Joan didn’t bother to inquire the reason for Haws’s professed antipathy. She supposed him the kind of man who hated a great number of people and was hated in turn, but she was curious about Stearforth’s present business. Had he found a new employer, perhaps somewhat less scrupulous about her privacy?
“Ah,” said Haws, nodding his head up and down. “He was mysterious about that. Of course I asked him how he did and what he did. He answered that he did very well but would say only that he had a new master, of more substance than his last. That he was busy about his master’s business and discretion forbade him to say else about it.”
“You say you saw him at Paul’s.”
“By the bookstalls.”
“Examining books?”
Haws laughed. “Talking to several other men.”
She wanted to ask what men. In her mind’s eye she was already at Paul’s herself, watching for Stearforth, thinking that if she didn’t see him she could ask one of these other men Haws mentioned. But the strident female voice that had called from within earlier repeated the demand that Haws was wanted. Now by the mistress of the house herself, and Joan knew her interview with the butler was over.
Haws closed the door without another word. The rudesby, she thought. She regretted now that she had been so generous in her bribe. He really hadn’t given her that much information. And yet if Stearforth did haunt Paul’s, he might not be that difficult to find. His face was engraved upon her memory.
She had been feeding her children and when Elspeth answered the door she thought it might be Joan Stock returning with a question she had forgotten to ask. But he who was standing there when she opened to him pushed the door so she couldn’t close it.
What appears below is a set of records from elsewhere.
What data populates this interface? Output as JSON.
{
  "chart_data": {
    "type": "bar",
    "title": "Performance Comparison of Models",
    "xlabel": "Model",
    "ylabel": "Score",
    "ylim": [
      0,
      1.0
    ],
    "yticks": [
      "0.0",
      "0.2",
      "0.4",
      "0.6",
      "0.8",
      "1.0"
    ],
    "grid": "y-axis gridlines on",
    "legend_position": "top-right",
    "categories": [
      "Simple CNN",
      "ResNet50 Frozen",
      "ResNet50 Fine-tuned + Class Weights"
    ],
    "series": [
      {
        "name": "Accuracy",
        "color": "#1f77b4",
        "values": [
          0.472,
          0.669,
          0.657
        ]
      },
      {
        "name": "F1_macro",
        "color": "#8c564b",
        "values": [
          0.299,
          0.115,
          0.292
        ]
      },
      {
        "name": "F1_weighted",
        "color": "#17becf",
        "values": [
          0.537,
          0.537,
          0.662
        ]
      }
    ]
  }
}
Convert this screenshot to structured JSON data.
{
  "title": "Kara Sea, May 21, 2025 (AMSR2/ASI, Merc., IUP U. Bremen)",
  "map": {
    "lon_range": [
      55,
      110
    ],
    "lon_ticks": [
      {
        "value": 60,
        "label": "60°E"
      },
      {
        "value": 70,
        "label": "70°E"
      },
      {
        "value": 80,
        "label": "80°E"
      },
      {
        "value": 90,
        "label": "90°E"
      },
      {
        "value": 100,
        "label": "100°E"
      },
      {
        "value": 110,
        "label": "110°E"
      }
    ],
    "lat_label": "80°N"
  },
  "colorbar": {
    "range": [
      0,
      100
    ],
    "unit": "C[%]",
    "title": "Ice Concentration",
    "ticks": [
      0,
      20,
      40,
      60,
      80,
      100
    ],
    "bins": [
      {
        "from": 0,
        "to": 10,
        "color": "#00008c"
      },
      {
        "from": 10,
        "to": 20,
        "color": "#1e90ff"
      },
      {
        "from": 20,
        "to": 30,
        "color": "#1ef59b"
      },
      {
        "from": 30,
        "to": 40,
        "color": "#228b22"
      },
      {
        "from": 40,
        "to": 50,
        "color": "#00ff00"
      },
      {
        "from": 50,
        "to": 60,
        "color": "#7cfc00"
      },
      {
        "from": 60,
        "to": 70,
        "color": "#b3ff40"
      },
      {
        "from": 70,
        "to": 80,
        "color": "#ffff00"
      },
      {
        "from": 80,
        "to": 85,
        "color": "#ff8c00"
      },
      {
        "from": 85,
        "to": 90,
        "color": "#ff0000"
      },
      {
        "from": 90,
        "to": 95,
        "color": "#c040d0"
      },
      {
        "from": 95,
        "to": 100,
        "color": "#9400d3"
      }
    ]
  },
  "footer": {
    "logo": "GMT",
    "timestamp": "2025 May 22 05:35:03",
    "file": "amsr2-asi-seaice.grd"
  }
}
“Good day, Goody Morgan. Don’t be so quick to be inhospitable. I’m no stranger to your house. Surely, if you can entertain a murderer’s wife you can abide my company.”
Stearforth was dressed in an old cloak and smelled of the field and cattle. She noticed he had mud on his boots. The next thing Elspeth thought of were her children. They had come into the room in response to the knocking, just as their mother had and were standing there looking up at the towering man they had seen before. Sensitive to their mother’s apprehension, they regarded Stearforth warily as he strode into the room with his muddy boots and took the best chair for himself, stretching out his long legs, making himself comfortable in a way their father did when he came home from the sea.